Zu mir als Psychotherapeut kommen viele Menschen, die ein schlechtes Gewissen haben, wenn sie mal „nein“ sagen, eine unberechtigte Erwartung und Forderung anderer zurückweisen; oder wenn sie selber eine angemessene Forderung an andere stellen, sich selber das nehmen, was sie brauchen - ohne Gier. Sie haben oft nicht gelernt, sich genug wichtig zu nehmen, sich als wertvoll zu sehen, zu sehen, dass sie das, was sie brauchen, verdient haben, und dass es menschenunwürdige Zustände gibt, die sie nicht verdient haben. Für sie ist diese Geschichte vom Apfelbaum geschrieben, als Hilfe zum Umlernen.
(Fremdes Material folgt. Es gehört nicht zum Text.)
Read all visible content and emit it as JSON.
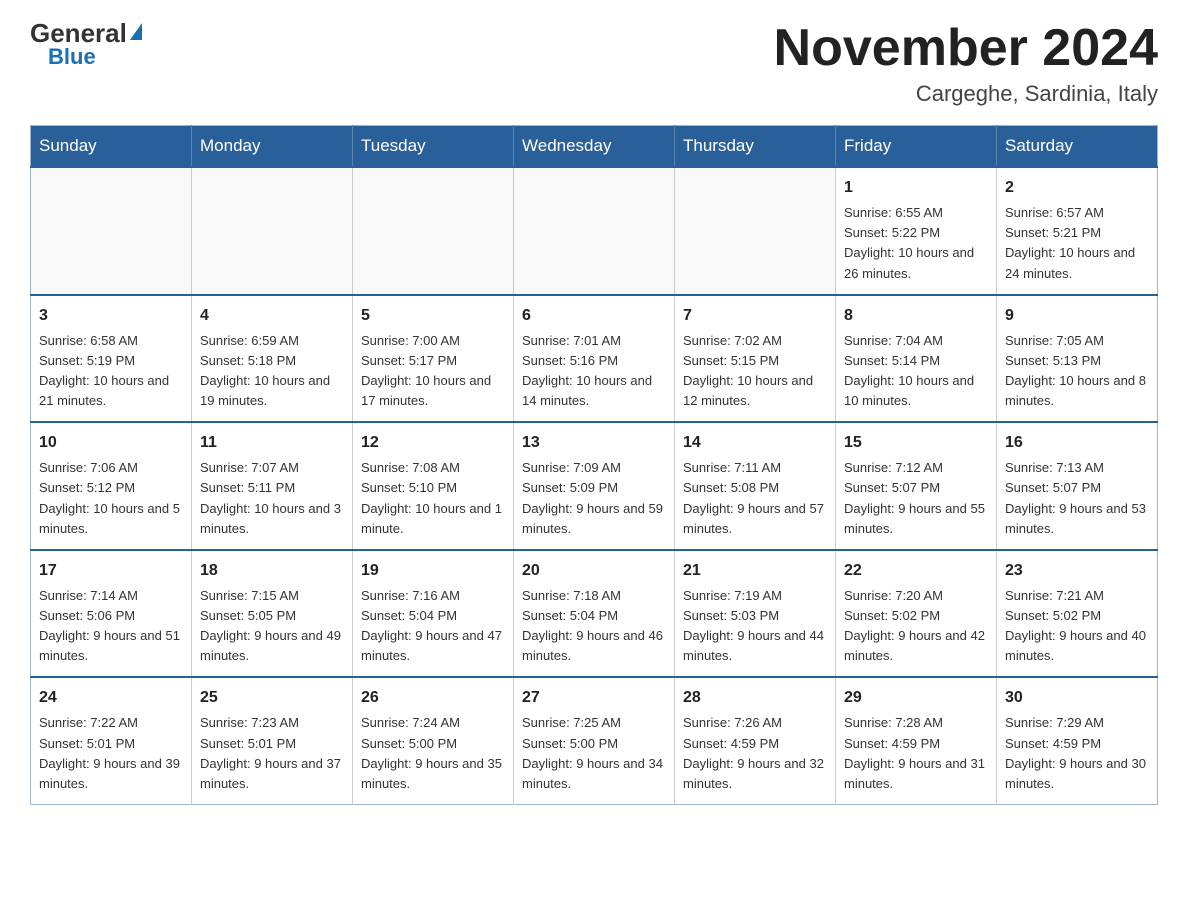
{
  "logo": {
    "general": "General",
    "blue": "Blue",
    "triangle": "▲"
  },
  "title": "November 2024",
  "subtitle": "Cargeghe, Sardinia, Italy",
  "days_of_week": [
    "Sunday",
    "Monday",
    "Tuesday",
    "Wednesday",
    "Thursday",
    "Friday",
    "Saturday"
  ],
  "weeks": [
    [
      {
        "day": "",
        "info": ""
      },
      {
        "day": "",
        "info": ""
      },
      {
        "day": "",
        "info": ""
      },
      {
        "day": "",
        "info": ""
      },
      {
        "day": "",
        "info": ""
      },
      {
        "day": "1",
        "info": "Sunrise: 6:55 AM\nSunset: 5:22 PM\nDaylight: 10 hours and 26 minutes."
      },
      {
        "day": "2",
        "info": "Sunrise: 6:57 AM\nSunset: 5:21 PM\nDaylight: 10 hours and 24 minutes."
      }
    ],
    [
      {
        "day": "3",
        "info": "Sunrise: 6:58 AM\nSunset: 5:19 PM\nDaylight: 10 hours and 21 minutes."
      },
      {
        "day": "4",
        "info": "Sunrise: 6:59 AM\nSunset: 5:18 PM\nDaylight: 10 hours and 19 minutes."
      },
      {
        "day": "5",
        "info": "Sunrise: 7:00 AM\nSunset: 5:17 PM\nDaylight: 10 hours and 17 minutes."
      },
      {
        "day": "6",
        "info": "Sunrise: 7:01 AM\nSunset: 5:16 PM\nDaylight: 10 hours and 14 minutes."
      },
      {
        "day": "7",
        "info": "Sunrise: 7:02 AM\nSunset: 5:15 PM\nDaylight: 10 hours and 12 minutes."
      },
      {
        "day": "8",
        "info": "Sunrise: 7:04 AM\nSunset: 5:14 PM\nDaylight: 10 hours and 10 minutes."
      },
      {
        "day": "9",
        "info": "Sunrise: 7:05 AM\nSunset: 5:13 PM\nDaylight: 10 hours and 8 minutes."
      }
    ],
    [
      {
        "day": "10",
        "info": "Sunrise: 7:06 AM\nSunset: 5:12 PM\nDaylight: 10 hours and 5 minutes."
      },
      {
        "day": "11",
        "info": "Sunrise: 7:07 AM\nSunset: 5:11 PM\nDaylight: 10 hours and 3 minutes."
      },
      {
        "day": "12",
        "info": "Sunrise: 7:08 AM\nSunset: 5:10 PM\nDaylight: 10 hours and 1 minute."
      },
      {
        "day": "13",
        "info": "Sunrise: 7:09 AM\nSunset: 5:09 PM\nDaylight: 9 hours and 59 minutes."
      },
      {
        "day": "14",
        "info": "Sunrise: 7:11 AM\nSunset: 5:08 PM\nDaylight: 9 hours and 57 minutes."
      },
      {
        "day": "15",
        "info": "Sunrise: 7:12 AM\nSunset: 5:07 PM\nDaylight: 9 hours and 55 minutes."
      },
      {
        "day": "16",
        "info": "Sunrise: 7:13 AM\nSunset: 5:07 PM\nDaylight: 9 hours and 53 minutes."
      }
    ],
    [
      {
        "day": "17",
        "info": "Sunrise: 7:14 AM\nSunset: 5:06 PM\nDaylight: 9 hours and 51 minutes."
      },
      {
        "day": "18",
        "info": "Sunrise: 7:15 AM\nSunset: 5:05 PM\nDaylight: 9 hours and 49 minutes."
      },
      {
        "day": "19",
        "info": "Sunrise: 7:16 AM\nSunset: 5:04 PM\nDaylight: 9 hours and 47 minutes."
      },
      {
        "day": "20",
        "info": "Sunrise: 7:18 AM\nSunset: 5:04 PM\nDaylight: 9 hours and 46 minutes."
      },
      {
        "day": "21",
        "info": "Sunrise: 7:19 AM\nSunset: 5:03 PM\nDaylight: 9 hours and 44 minutes."
      },
      {
        "day": "22",
        "info": "Sunrise: 7:20 AM\nSunset: 5:02 PM\nDaylight: 9 hours and 42 minutes."
      },
      {
        "day": "23",
        "info": "Sunrise: 7:21 AM\nSunset: 5:02 PM\nDaylight: 9 hours and 40 minutes."
      }
    ],
    [
      {
        "day": "24",
        "info": "Sunrise: 7:22 AM\nSunset: 5:01 PM\nDaylight: 9 hours and 39 minutes."
      },
      {
        "day": "25",
        "info": "Sunrise: 7:23 AM\nSunset: 5:01 PM\nDaylight: 9 hours and 37 minutes."
      },
      {
        "day": "26",
        "info": "Sunrise: 7:24 AM\nSunset: 5:00 PM\nDaylight: 9 hours and 35 minutes."
      },
      {
        "day": "27",
        "info": "Sunrise: 7:25 AM\nSunset: 5:00 PM\nDaylight: 9 hours and 34 minutes."
      },
      {
        "day": "28",
        "info": "Sunrise: 7:26 AM\nSunset: 4:59 PM\nDaylight: 9 hours and 32 minutes."
      },
      {
        "day": "29",
        "info": "Sunrise: 7:28 AM\nSunset: 4:59 PM\nDaylight: 9 hours and 31 minutes."
      },
      {
        "day": "30",
        "info": "Sunrise: 7:29 AM\nSunset: 4:59 PM\nDaylight: 9 hours and 30 minutes."
      }
    ]
  ]
}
Nicht nur, um zu lernen, dass es ihnen erlaubt ist, dass sie sich selbst erlauben dürfen, sich angemessen auch um sich selbst zu kümmern, angemessen auch für sich selbst zu sorgen, sondern dass sie darüber hinaus dazu gewissermaßen sogar verpflichtet sind, dass sie damit ihrer ersten und wichtigsten Verantwortung gerecht werden.